Пондорж не был уверен, что правильно понял вынесенный ему приговор. Но подумал, что беседа окончена, и, на этот раз забыв о всякой сдержанности, в порыве искренней симпатии, с доброй улыбкой, от всей души протянул доктору руку; он бы охотно добавил: «Не будем помнить зла!..» Но рука Пондоржа встретила спину доктора Марша, вернувшегося к работе и звонившего, чтобы вызвать «следующего».

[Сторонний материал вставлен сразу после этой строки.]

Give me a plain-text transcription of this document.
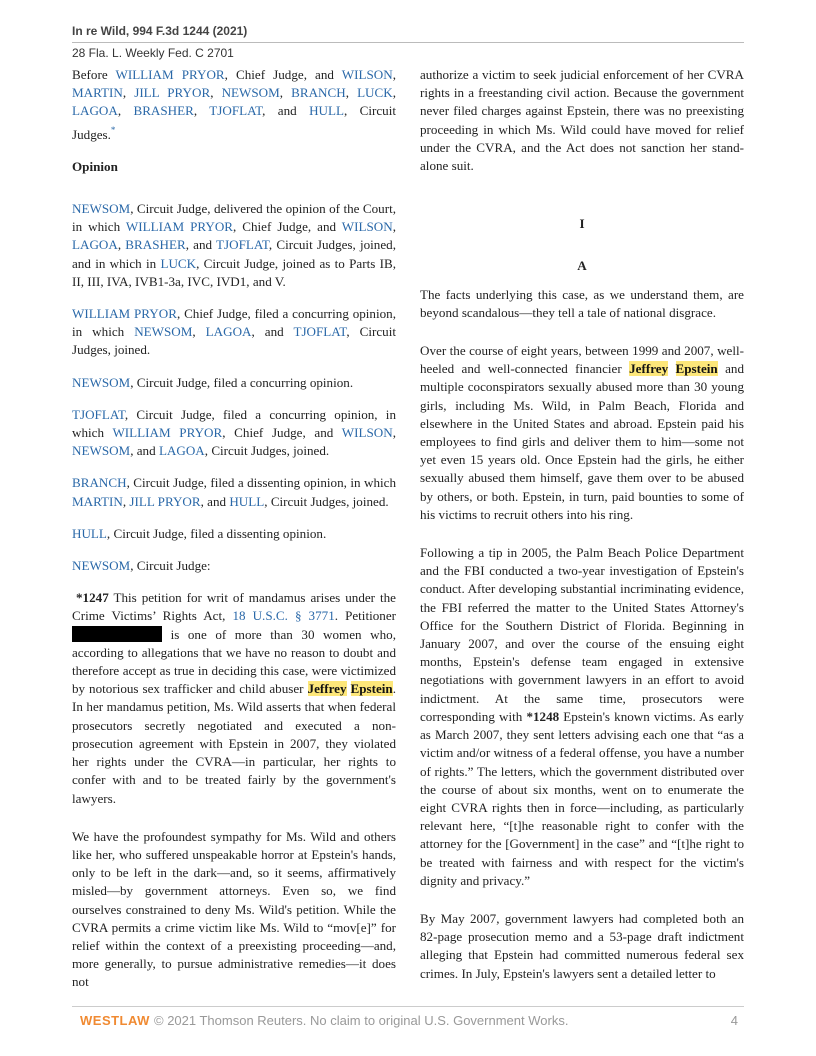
In re Wild, 994 F.3d 1244 (2021)
28 Fla. L. Weekly Fed. C 2701

Before WILLIAM PRYOR, Chief Judge, and WILSON, MARTIN, JILL PRYOR, NEWSOM, BRANCH, LUCK, LAGOA, BRASHER, TJOFLAT, and HULL, Circuit Judges.*

Opinion

NEWSOM, Circuit Judge, delivered the opinion of the Court, in which WILLIAM PRYOR, Chief Judge, and WILSON, LAGOA, BRASHER, and TJOFLAT, Circuit Judges, joined, and in which in LUCK, Circuit Judge, joined as to Parts IB, II, III, IVA, IVB1-3a, IVC, IVD1, and V.

WILLIAM PRYOR, Chief Judge, filed a concurring opinion, in which NEWSOM, LAGOA, and TJOFLAT, Circuit Judges, joined.

NEWSOM, Circuit Judge, filed a concurring opinion.

TJOFLAT, Circuit Judge, filed a concurring opinion, in which WILLIAM PRYOR, Chief Judge, and WILSON, NEWSOM, and LAGOA, Circuit Judges, joined.

BRANCH, Circuit Judge, filed a dissenting opinion, in which MARTIN, JILL PRYOR, and HULL, Circuit Judges, joined.

HULL, Circuit Judge, filed a dissenting opinion.

NEWSOM, Circuit Judge:

*1247 This petition for writ of mandamus arises under the Crime Victims’ Rights Act, 18 U.S.C. § 3771. Petitioner  is one of more than 30 women who, according to allegations that we have no reason to doubt and therefore accept as true in deciding this case, were victimized by notorious sex trafficker and child abuser Jeffrey Epstein. In her mandamus petition, Ms. Wild asserts that when federal prosecutors secretly negotiated and executed a non-prosecution agreement with Epstein in 2007, they violated her rights under the CVRA—in particular, her rights to confer with and to be treated fairly by the government's lawyers.

We have the profoundest sympathy for Ms. Wild and others like her, who suffered unspeakable horror at Epstein's hands, only to be left in the dark—and, so it seems, affirmatively misled—by government attorneys. Even so, we find ourselves constrained to deny Ms. Wild's petition. While the CVRA permits a crime victim like Ms. Wild to “mov[e]” for relief within the context of a preexisting proceeding—and, more generally, to pursue administrative remedies—it does not

authorize a victim to seek judicial enforcement of her CVRA rights in a freestanding civil action. Because the government never filed charges against Epstein, there was no preexisting proceeding in which Ms. Wild could have moved for relief under the CVRA, and the Act does not sanction her stand-alone suit.

I
A

The facts underlying this case, as we understand them, are beyond scandalous—they tell a tale of national disgrace.

Over the course of eight years, between 1999 and 2007, well-heeled and well-connected financier Jeffrey Epstein and multiple coconspirators sexually abused more than 30 young girls, including Ms. Wild, in Palm Beach, Florida and elsewhere in the United States and abroad. Epstein paid his employees to find girls and deliver them to him—some not yet even 15 years old. Once Epstein had the girls, he either sexually abused them himself, gave them over to be abused by others, or both. Epstein, in turn, paid bounties to some of his victims to recruit others into his ring.

Following a tip in 2005, the Palm Beach Police Department and the FBI conducted a two-year investigation of Epstein's conduct. After developing substantial incriminating evidence, the FBI referred the matter to the United States Attorney's Office for the Southern District of Florida. Beginning in January 2007, and over the course of the ensuing eight months, Epstein's defense team engaged in extensive negotiations with government lawyers in an effort to avoid indictment. At the same time, prosecutors were corresponding with *1248 Epstein's known victims. As early as March 2007, they sent letters advising each one that “as a victim and/or witness of a federal offense, you have a number of rights.” The letters, which the government distributed over the course of about six months, went on to enumerate the eight CVRA rights then in force—including, as particularly relevant here, “[t]he reasonable right to confer with the attorney for the [Government] in the case” and “[t]he right to be treated with fairness and with respect for the victim's dignity and privacy.”

By May 2007, government lawyers had completed both an 82-page prosecution memo and a 53-page draft indictment alleging that Epstein had committed numerous federal sex crimes. In July, Epstein's lawyers sent a detailed letter to

WESTLAW © 2021 Thomson Reuters. No claim to original U.S. Government Works.	4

На другой день, с раннего утра, все друзья Пондоржа толпились у его двери, и в обычно пустом коридоре выстроилась длинная шеренга людей, о которую безрезультатно разбивались детские угрозы сестры Сен-Гилэр, сначала усмотревшей в этом собрании лишь вульгарное шумное сборище. Но когда, со своего поста, откуда она наблюдала за хождениями по коридору, — озадаченная мыслью о том, что больной, к которому она, как и ко всем, всегда упорно относилась, будто к школьнику, мог иметь такое влияние на своих товарищей, — она увидела столько посетителей, сестра Сен-Гилэр впервые в жизни поняла, что происходит «нечто», требующее к себе уважения, и, решив более не вмешиваться, безучастно спустилась по лестнице. Своими речами Пондорж сделал то, чего не смогли добиться вид умирающих и зрелище их страданий: то, что начинали называть «духом Арменаза», наконец, проникло под жесткий панцирь сестры Сен-Гилэр, и, возможно, в глубине ее существа начало зарождаться подобие души. Воистину, Пондорж мог уезжать!..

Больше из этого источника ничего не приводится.